Во всяком случае к середине октября нового стиля все приготовления к первой бомбардировке были у союзников закончены. Начало канонады было назначено на утро 17 октября.

2

Поздно вечером 4(16) октября Корнилов, выслушав доклад капитан-лейтенанта Попова, возложил на него ряд обязанностей по снабжению бастионов снарядами. Прощаясь с ним, адмирал сказал: «Завтра будет жаркий день, англичане употребят все средства, чтобы произвести полный эффект, я опасаюсь за большую потерю от непривычки, впрочем, наши молодцы скоро устроятся: без урока же сделать ничего нельзя, а жаль, многие из нас завтра слягут». Попов напомнил Корнилову приказание Николая, чтобы он берег себя. «Не время теперь думать о безопасности; если завтра меня где-нибудь не увидят, то что обо мне подумают?»{9} Корнилов хорошо знал, какое впечатление произвели на войска его недавние слова. Гарнизон помнил его появление перед войсками 15 сентября, которое нам так живо описывают свидетели: «Явился генерал-адъютант Корнилов, и все с благоговейным любопытством смотрели на любимца Лазарева, создавшего Черноморский флот. Настала мертвая тишина, когда раздался голос Корнилова: „Товарищи!.. на нас лежит честь защиты Севастополя, защиты родного нам флота! Будем драться до последнего! Отступать нам некуда, сзади нас море. Всем начальникам частей я запрещаю бить отбой, барабанщики должны забыть этот бой! Если кто из начальников прикажет бить отбой, заколите, братцы, такого начальника, заколите и барабанщика, который осмелится бить позорный отбой! Товарищи, если бы я приказал ударить отбой, не слушайте, и тот из вас будет подлец, кто не убьет меня!..« Порывом восторга отвечали моряки на речь начальника, и стоило взглянуть на эти лица, чтобы убедиться, что меж ними не было малодушных», — говорит очевидец{10}.

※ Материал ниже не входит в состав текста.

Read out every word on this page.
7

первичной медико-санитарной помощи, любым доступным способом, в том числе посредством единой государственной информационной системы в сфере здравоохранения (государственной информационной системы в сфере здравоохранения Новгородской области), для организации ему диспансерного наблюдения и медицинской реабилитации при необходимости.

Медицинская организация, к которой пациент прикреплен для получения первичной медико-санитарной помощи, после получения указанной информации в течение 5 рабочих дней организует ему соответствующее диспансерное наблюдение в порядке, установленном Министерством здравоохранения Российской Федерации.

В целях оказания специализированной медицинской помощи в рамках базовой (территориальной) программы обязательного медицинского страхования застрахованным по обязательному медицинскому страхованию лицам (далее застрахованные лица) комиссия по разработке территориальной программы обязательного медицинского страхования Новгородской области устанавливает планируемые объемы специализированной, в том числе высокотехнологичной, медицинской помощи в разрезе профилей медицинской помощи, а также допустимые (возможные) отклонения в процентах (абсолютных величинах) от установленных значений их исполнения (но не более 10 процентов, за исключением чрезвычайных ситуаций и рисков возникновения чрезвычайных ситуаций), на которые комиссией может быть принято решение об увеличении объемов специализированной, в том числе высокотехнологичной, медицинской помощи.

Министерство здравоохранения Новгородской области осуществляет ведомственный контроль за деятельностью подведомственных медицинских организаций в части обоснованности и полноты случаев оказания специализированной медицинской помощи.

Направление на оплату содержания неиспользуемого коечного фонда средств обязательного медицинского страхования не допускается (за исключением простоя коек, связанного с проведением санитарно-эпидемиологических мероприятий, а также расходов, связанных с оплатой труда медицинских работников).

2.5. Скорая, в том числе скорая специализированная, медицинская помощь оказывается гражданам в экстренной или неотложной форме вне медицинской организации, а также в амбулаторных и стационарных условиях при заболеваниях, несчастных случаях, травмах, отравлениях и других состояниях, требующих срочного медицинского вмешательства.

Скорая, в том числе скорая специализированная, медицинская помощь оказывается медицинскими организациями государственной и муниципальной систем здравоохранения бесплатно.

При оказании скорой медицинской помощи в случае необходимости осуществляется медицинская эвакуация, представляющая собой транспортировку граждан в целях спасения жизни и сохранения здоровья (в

Когда в половине седьмого утра 5(17) октября 1854 г. раздался грохот с французских батарей, то под первый огонь попал именно этот четвертый бастион, которому суждено было получить такую великую славу в дальнейшем. Корнилов сейчас же, во всю прыть своего коня, помчался туда, свита еле поспевала за ним. «Когда мы взошли на банкет левого фаса бастиона, канонада была уже в полном разгаре, — пишет [146] стоявший рядом с Корниловым на насыпи бастиона капитан Жандр, — воздух сгустился, сквозь дым солнце казалось бледным месяцем, и Севастополь был опоясан двумя огненными линиями: одну составляли наши укрепления, другая посылала нам смерть. На четвертом бастионе французские ядра и бомбы встречались с английскими». Неприятелю отвечал не только четвертый бастион, но и две русские батареи, расположенные позади него, так что русские бомбы с этих батарей перелетали через бастион и били по траншеям французов. Корнилов проходил по бастиону от орудия к орудию, ободряя солдат и матросов. Его наблюдал в эти последние часы его жизни И. Ф. Лихачев: «Спокойно и строго было выражение его лица; легкая улыбка едва заметно играла на его устах; глаза, эти удивительные, умные и проницательные глаза светились ярче обыкновенного, щеки пылали. Высоко держал он голову, сухощавый и несколько согнутый стан его выпрямился, он весь как будто сделался выше ростом. Я никогда не видел человека прекраснее его в эти минуты». Предстояло затем замысловатое дело: выехать с четвертого бастиона и попасть к Нахимову на пятый. Но пока Корнилов оставался на четвертом бастионе, французы стали усиленно обстреливать крутой холм, по которому нужно было спуститься. Лошадь Корнилова не шла, испуганная оглушительным грохотом, сверканием выстрелов, разрывающимися ежесекундно бомбами. Корнилов усмехнулся и сказал своей лошади: «Не люблю, когда меня не слушают». «Вот молодец, так молодец!» — громко говорили солдаты четвертого бастиона, глядя на спуск Корнилова с холма. Наконец удалось заставить лошадь слушаться поводьев и попасть на пятый бастион. Там действовал Нахимов. Корнилов подошел к Нахимову, и оба стали руководить наведением орудий и прицелом. Артиллерийскую прислугу русских батарей нещадно било и бомбами и картечью.

Было 9 часов утра, когда Корнилов наскоро набросал, в самом разгаре канонады, свой последний рапорт:

«Его светлости князю Александру Сергеевичу Меншикову. 5 октября, 9 часов. Со светом открылась взаимная канонада 4 и 5 №, более всех терпят 4. Анфилируется англичанами и французами. Покуда наши артиллеристы стоят хорошо, но разрушено порядочно. Войска укрыты. К несчастью, штиль и дым стоит кругом. Боюсь штурма. Впрочем, меры все взяты. Остальное в руках божиих. Приехал домой посмотреть с высоты и ничего не видать. Насчет сикурсировки одной стороны Южной бухты не вижу возможности. Полагал бы полезным иметь по полку лишнему и на той и на другой стороне.

В. Корнилов. [147]

(Приписано после подписи. — Е. Т. ) Неприятельский огонь направлен, как я сказал, на батареи, но много бомб падет и в город.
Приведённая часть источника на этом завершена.